Rudy Watkins, head brewer at Community Beer Works, pours a pint glass of one of their brews.

Jonny Moran / The Record

Rudy Watkins, head brewer at Community Beer Works, pours a pint glass of one of their brews.

Jonny Moran, Executive Editor

In fewer than three years of operations, Community Beer Works has created enough demand for their craft brews to plan on significantly expanding their business.

Head brewer Rudy Watkins said that the popularity of their brews at local bars and restaurants, specifically the brown ale Whale, has created a demand that pushed the need for expansion.  15 Lafayette Ave.

He said owners will take a trip to the annual Craft Brewer’s Conference in Portland, Oregon, with expansion plans in tow. There, he said, they would talk to investors and big players in the field and decide on a final plan before purchasing additional property and upping beer production. He hopes to have the expansion up and running between six months and a year from the convention, which takes place April 14-17.

Community Beer Works is Buffalo’s only operational nanobrewery [brewery that uses a smaller brewing system]. Located at 15 Lafayette Ave., less than two miles from SUNY Buffalo State, the nanobrewery sells beer by the glass or growler, but its real business comes from more than 30 area bars that carry its – beers on tap — business that has owners looking to turn their nanobrewery into a bigger operation.

Since its opening in late 2012, Community Beer Works’ beer has flowed from the taps of some of Buffalo’s most popular places to grab a pint, including Cole’s, Mister Goodbar, Blue Monk, Pano’s, Allen Street Hardware, Fat Bob’s and (716) Food and Sport.

“Our system, as it stands now, [is] pushing it kind of beyond its limits in the amount of beer that we’re brewing,” Watkins said.  “716 opened a couple months ago and we started selling them Whale and the reception to that has been really, really awesome. I brew Whale usually twice a week now, where I used to brew it once a week.”

Zachary Ehrenreich is a server at Liberty Hound at Canal Side. He said Community Beer Work’s Whale brown ale is one of only three drafts on tap year-round and does surprisingly well out of season.

“Despite the fact that we’re a summery place and the majority of people drink lighter summery drinks, we move a ton of Whale despite the fact that it’s a brown ale,” Ehrenreich said.

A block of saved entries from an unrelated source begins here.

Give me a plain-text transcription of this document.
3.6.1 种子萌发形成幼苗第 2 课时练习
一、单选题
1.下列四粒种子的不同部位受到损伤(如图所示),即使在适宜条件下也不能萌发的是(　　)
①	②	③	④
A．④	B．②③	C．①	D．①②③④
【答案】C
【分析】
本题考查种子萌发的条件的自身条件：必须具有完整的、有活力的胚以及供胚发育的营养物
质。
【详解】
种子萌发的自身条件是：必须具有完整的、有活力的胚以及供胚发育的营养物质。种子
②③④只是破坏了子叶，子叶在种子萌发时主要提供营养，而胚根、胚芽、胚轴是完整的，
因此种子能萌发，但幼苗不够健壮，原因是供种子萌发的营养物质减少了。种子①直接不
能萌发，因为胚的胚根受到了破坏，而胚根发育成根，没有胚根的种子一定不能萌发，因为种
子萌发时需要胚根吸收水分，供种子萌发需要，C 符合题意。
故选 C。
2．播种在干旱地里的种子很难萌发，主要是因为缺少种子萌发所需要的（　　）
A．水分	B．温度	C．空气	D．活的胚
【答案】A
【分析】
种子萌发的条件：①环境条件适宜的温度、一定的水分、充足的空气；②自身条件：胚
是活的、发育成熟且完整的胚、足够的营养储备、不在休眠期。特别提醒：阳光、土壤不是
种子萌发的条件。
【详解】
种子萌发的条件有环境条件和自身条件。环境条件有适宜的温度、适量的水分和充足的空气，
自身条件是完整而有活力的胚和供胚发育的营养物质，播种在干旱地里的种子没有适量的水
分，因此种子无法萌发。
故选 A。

Whale has also been a popular seller at Duff’s Famous Wings in the Eastern Hills Mall, said manager Nathan Aldinger.

“It was delicious, in my point of view. I’ve had many customers who raved about it and loved it,” Aldinger said.

Duff’s hasn’t carried beer from Community Beer Works in about a month, according to Aldinger, but he said that’s because they change their draft options frequently to bring in new customers. He said that the restaurant will “definitely take on Community” beer again.

Watkins credits the brewery’s success to more than just their recipes.

“[There’s been] an awakening of a desire for craft beer in Buffalo,” he said. “In 2012, there were a bunch of good craft beer options, but now there’s a ton and you can find really nice beer lots and lots of places.”